Dart 2 Updates

This page has information about changes in Dart 2, and how you can migrate your code from Dart 1.x and older 2.0.0-dev releases.

Migration tips: Flutter

See the detailed instructions on the Flutter Wiki.

Migration tips: web

If you develop for the web, you can start migrating to Dart 2 now:

Convert your code to be strong mode compliant.
For more information, see Strong mode and static typing, below.
Optimize the structure of your libraries.
Place library code that won’t be directly imported by your web code, or by other packages, under lib/src. For more information, see the documentation for creating library packages. You can find examples of this directory structure in the Stagehand templates.

Migration tips: servers and command-line scripts

If you develop servers or command-line scripts, you can start migrating to Dart 2 now:

Convert your code to be strong mode compliant.
For more information, see Strong mode and static typing, below.

Migration tips: packages

As a package owner, you need to do the following:

  • Follow the migration tips for the platforms that your package supports (see above).
  • Make sure your package’s users know how to report issues.
  • Respond quickly to issue reports.
  • If code changes aren’t backward compatible, update the lower SDK constraint.

Changes and backward compatibility

If you have to change your package’s code, try to make it work in 1.x, as well as Dart 2. For example, you might be able to add type annotations or (if an API has been removed) to use an alternative 1.x API.

If a backward-compatible change isn’t possible, update the lower SDK constraint.

Test your changes to make sure that your package works as expected.

Upper constraints on the SDK version

Don’t update an already-published package solely to indicate that it can be used with Dart 2 pre-releases. As long as a package has either no SDK constraints or an upper constraint of <2.0.0, pub get and similar pub commands in any Dart 2 pre-release can download the package. (The package won’t be usable with Dart 2 stable releases, but you can fix that later.)

When you update an existing package or publish a new one, specify an upper constraint of <2.0.0 for the SDK version. Examples:

# Works in 1.20.1+; might work in 2.0.0-dev:
sdk: '>=1.20.1 <2.0.0'

# Backward incompatible change requires at least 2.0.0-dev.1.2:
sdk: '>=2.0.0-dev.1.2 <2.0.0'

Eventually, you’ll need to publish new versions of your packages to declare Dart 2 compatibility, most likely using a <3.0.0 SDK constraint. Because incompatible changes might occur in any Dart 2 pre-release, don’t declare Dart 2 compatibility until we announce that it’s safe to do so.


If you publish packages, get ready for Dart 2:

  • Make it easy for users to report issues.
  • Respond quickly to issues.
  • Avoid unnecessary incompatibility.
  • Specify the correct SDK constraints.
  • Test your packages.

Testing with Dart 2 pre-releases

To test your code with Dart 2, you can use a pre-release of the Dart 2 SDK.
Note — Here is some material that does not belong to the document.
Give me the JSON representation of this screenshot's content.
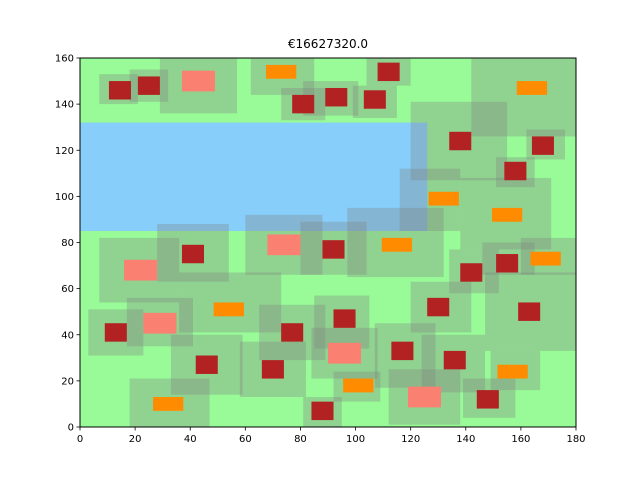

When running pub get, pub upgrade, or other pub commands from a Dart 2 pre-release, you might get packages that haven’t been verified to work with Dart 2. If you find a package that has Dart 2 issues, please report those issues immediately to the package maintainer, and let the Dart community know about any workarounds you find.

Obsolete features

The following features are redundant and won’t be in Dart 2:

Checked mode
Strong mode replaces checked mode. To learn how they differ, see What is the difference between strong mode and checked mode?
The dartdevc compiler performs fast compiles to JavaScript, thanks to strong mode. Instead of Dartium, you’ll use Chrome or other standard browsers for testing. For information on Dartium’s removal, see A stronger Dart for everyone.

Strong mode and static typing

In Dart 1.x, types are optional. You can remove all type annotations from a Dart 1.x program without affecting its behavior.

In Dart 2, types are mandatory, but type annotations are still optional. When a type annotation is absent, tools infer the type. With both static and runtime type checks, Dart 2 has a sound type system. This type system enables better tooling, as well as clearer, earlier feedback when you write code.

You can prepare for Dart 2 by using Dart 1.x with strong mode.

Migrate your code to strong mode, and you may identify some lurking bugs that are now more easily identifiable and addressable. You’ll also find it much easier to transition to Dart 2. For more information, see A stronger Dart for everyone and Strong Mode Dart.

To use strong mode in Dart 1.x, you must enable it. Note that runtime checks are not yet available unless you are developing for the web and using dartdevc.